Non, je ne saurai jamais, avec une exactitude scientifique, pourquoi il fut mon ami et pourquoi j’étais arrivé chez lui dans un état pas possible, à l’aube de ce dimanche de merde qui me voyait rendu au célibat et si paumé, si désespéré, avec de l’encre dans la bouche, celui des mots que je n’écrirais plus à ma belle salope… Qu’importait l’heure ; j’ai cogné la porte comme si je pulvérisais ma gueule dans un miroir et il a ouvert. Il m’a dit « installe-toi », m’a servi une bière, content sans doute d’avoir un prétexte pour s’en envoyer une. J’ai parlé. Des heures et des heures. Jamais, de ma vie, je n’ai autant parlé, et sangloté et hurlé… Vers midi, je crois, on s’est envoyé un saucisson et un bout de baguette puis j’ai pieuté jusqu’à ce que la salope se gomme d’entre mes yeux.

Le soir, je suis sorti de chez lui et il a enfin rompu son silence. Il m’a dit : « Pas de bêtises, hein ? » J’ai regardé mes pieds et je ne lui ai dit ni oui ni non, ni même merci. J’ai haussé les épaules et je lui ai serré la main, cette main puissante et si souvent en colère qui, cependant, sous le crépuscule rayé de pluie, eut pendant une fraction de seconde, la douceur de celle d’une jeune fille…

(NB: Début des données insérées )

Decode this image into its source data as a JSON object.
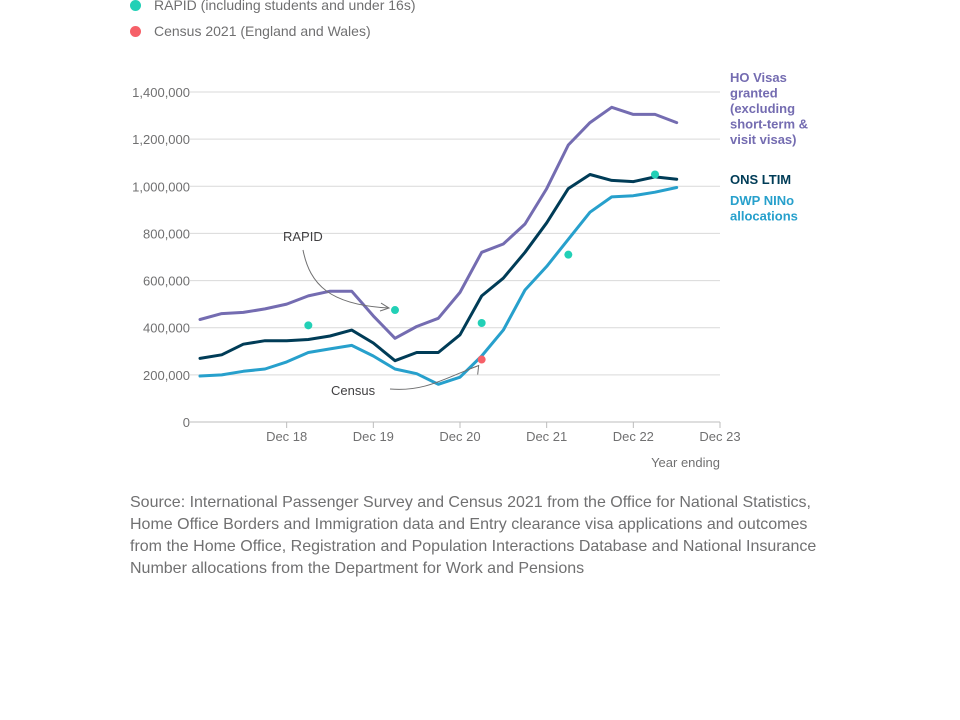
{
  "legend": [
    {
      "label": "RAPID (including students and under 16s)",
      "color": "#22d0b6"
    },
    {
      "label": "Census 2021 (England and Wales)",
      "color": "#f66068"
    }
  ],
  "source": "Source: International Passenger Survey and Census 2021 from the Office for National Statistics, Home Office Borders and Immigration data and Entry clearance visa applications and outcomes from the Home Office, Registration and Population Interactions Database and National Insurance Number allocations from the Department for Work and Pensions",
  "chart_data": {
    "type": "line",
    "xlabel": "Year ending",
    "ylabel": "",
    "ylim": [
      0,
      1400000
    ],
    "yticks": [
      0,
      200000,
      400000,
      600000,
      800000,
      1000000,
      1200000,
      1400000
    ],
    "ytick_labels": [
      "0",
      "200,000",
      "400,000",
      "600,000",
      "800,000",
      "1,000,000",
      "1,200,000",
      "1,400,000"
    ],
    "xtick_labels": [
      "Dec 18",
      "Dec 19",
      "Dec 20",
      "Dec 21",
      "Dec 22",
      "Dec 23"
    ],
    "xtick_positions": [
      4,
      8,
      12,
      16,
      20,
      24
    ],
    "x": [
      0,
      1,
      2,
      3,
      4,
      5,
      6,
      7,
      8,
      9,
      10,
      11,
      12,
      13,
      14,
      15,
      16,
      17,
      18,
      19,
      20,
      21,
      22,
      23,
      24
    ],
    "series": [
      {
        "name": "HO Visas granted (excluding short-term & visit visas)",
        "color": "#746cb1",
        "values": [
          435000,
          460000,
          465000,
          480000,
          500000,
          535000,
          555000,
          555000,
          450000,
          355000,
          405000,
          440000,
          550000,
          720000,
          755000,
          840000,
          990000,
          1175000,
          1270000,
          1335000,
          1305000,
          1305000,
          1270000,
          null,
          null
        ]
      },
      {
        "name": "ONS LTIM",
        "color": "#003c57",
        "values": [
          270000,
          285000,
          330000,
          345000,
          345000,
          350000,
          365000,
          390000,
          335000,
          260000,
          295000,
          295000,
          370000,
          535000,
          610000,
          720000,
          845000,
          990000,
          1050000,
          1025000,
          1020000,
          1040000,
          1030000,
          null,
          null
        ]
      },
      {
        "name": "DWP NINo allocations",
        "color": "#27a0cc",
        "values": [
          195000,
          200000,
          215000,
          225000,
          255000,
          295000,
          310000,
          325000,
          280000,
          225000,
          205000,
          160000,
          190000,
          280000,
          390000,
          560000,
          660000,
          775000,
          890000,
          955000,
          960000,
          975000,
          995000,
          null,
          null
        ]
      }
    ],
    "points": [
      {
        "name": "RAPID (including students and under 16s)",
        "color": "#22d0b6",
        "x": [
          5,
          9,
          13,
          17,
          21
        ],
        "values": [
          410000,
          475000,
          420000,
          710000,
          1050000
        ]
      },
      {
        "name": "Census 2021 (England and Wales)",
        "color": "#f66068",
        "x": [
          13
        ],
        "values": [
          265000
        ]
      }
    ],
    "annotations": [
      {
        "text": "RAPID",
        "target_x": 9,
        "target_y": 475000
      },
      {
        "text": "Census",
        "target_x": 13,
        "target_y": 265000
      }
    ],
    "grid": true,
    "legend": "top-left"
  }
}
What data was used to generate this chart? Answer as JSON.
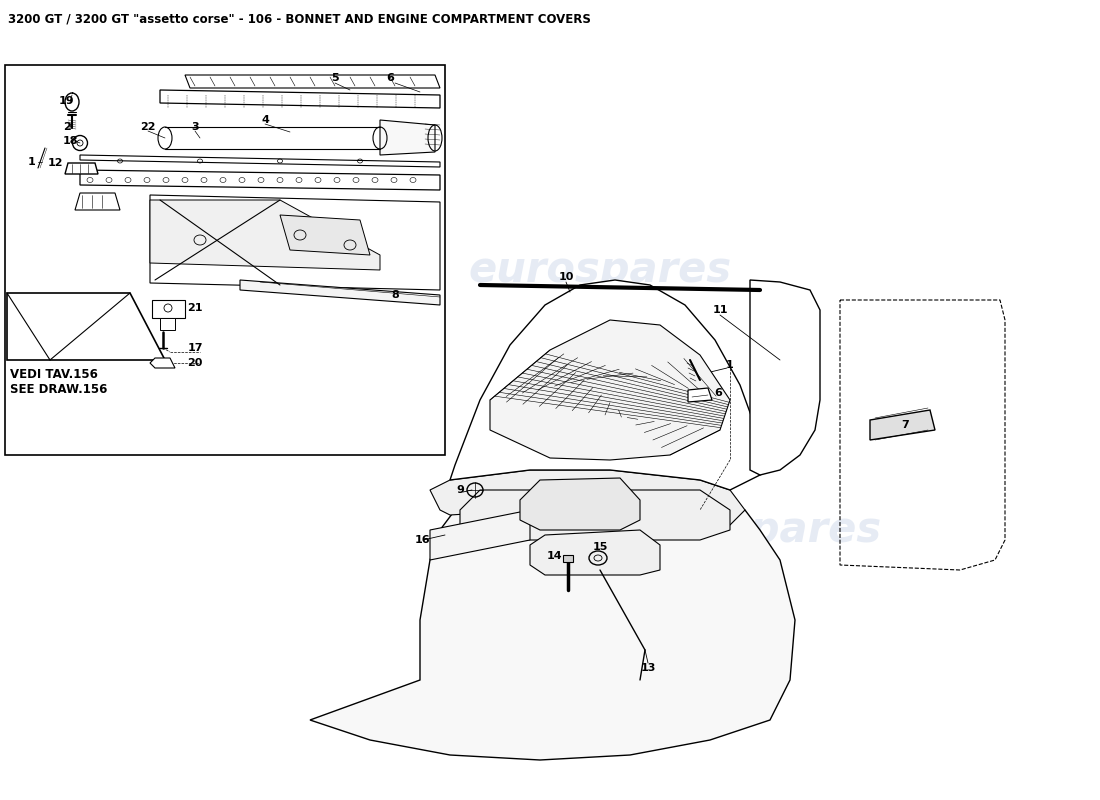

Je ne devais jamais le revoir. Étrange ! Pendant plus de trois ans, me semble-t-il, nous avions nourri une relation de copinage, de virées dans les boîtes, de balades dans les bois, en compagnie d’amis et d’amies communs. Nous étions une bande, un club, une tribu. Tout cela se retrouva gommé par une seule sortie dans un dancing où je n’aurais jamais dû mettre l’ombre d’un pied. Et merde, c’est ballot, la vie, quand on veut vieillir pour faire comme « les autres » ; quand on veut  trouver chaussure à son pied et bien en serrer le lacet…

Oui, Herman fut mon ami. «Fut », car il est mort. Une fois de trop, dans un bistrot glauque de Liège, vers les deux du mat’, il a sorti les poings. Repoussé par un adversaire un peu moins soul que lui, il est tombé en arrière et sa tête a heurté une borne de pierre centenaire qu’on avait laissée là pour faire bien… Il est mort en silence, sans savoir, sans doute qu’il m’avait sauvé la vie deux ou trois ans plus tôt, en ignorant, surtout, que je verserai une larme, une vraie, sur cette mort de cloche apprise, par hasard, dans un canard que je ne déplumais jamais...

 

Comme il n’a pas connu internet, je me devais de l’y mettre…

 

Histoire de ne jamais oublier que, tout comme « El » du roman, chacun d’entre nous, même le plus borderline, est appelé à ouvrir sa porte quand un « Jef » de virée loupée s’écrase dessus. Afin de lui dire, sans qu’un seul mot ne sorte de sa bouche : « Non, Fred, t’es pas tout seul, il me reste trois sous, on va se les boire puis on s’assoira sur un banc et on parlera de l’Amérique où on ira quand on sera riche… » C’est-à-dire jamais. Puisque, lui, l’était déjà. Sans le savoir. La richesse du cœur, ça ne se dépense pas comme des billets de mille ;  ça se donne comme des « je t’aime » qui ne sont jamais ceux que l’on bafouille à l’entrée des dancings, afin de retenir une belle fille qui s’en va…

 

Fred Solojak

 

 

 

 

"El tout simplement..."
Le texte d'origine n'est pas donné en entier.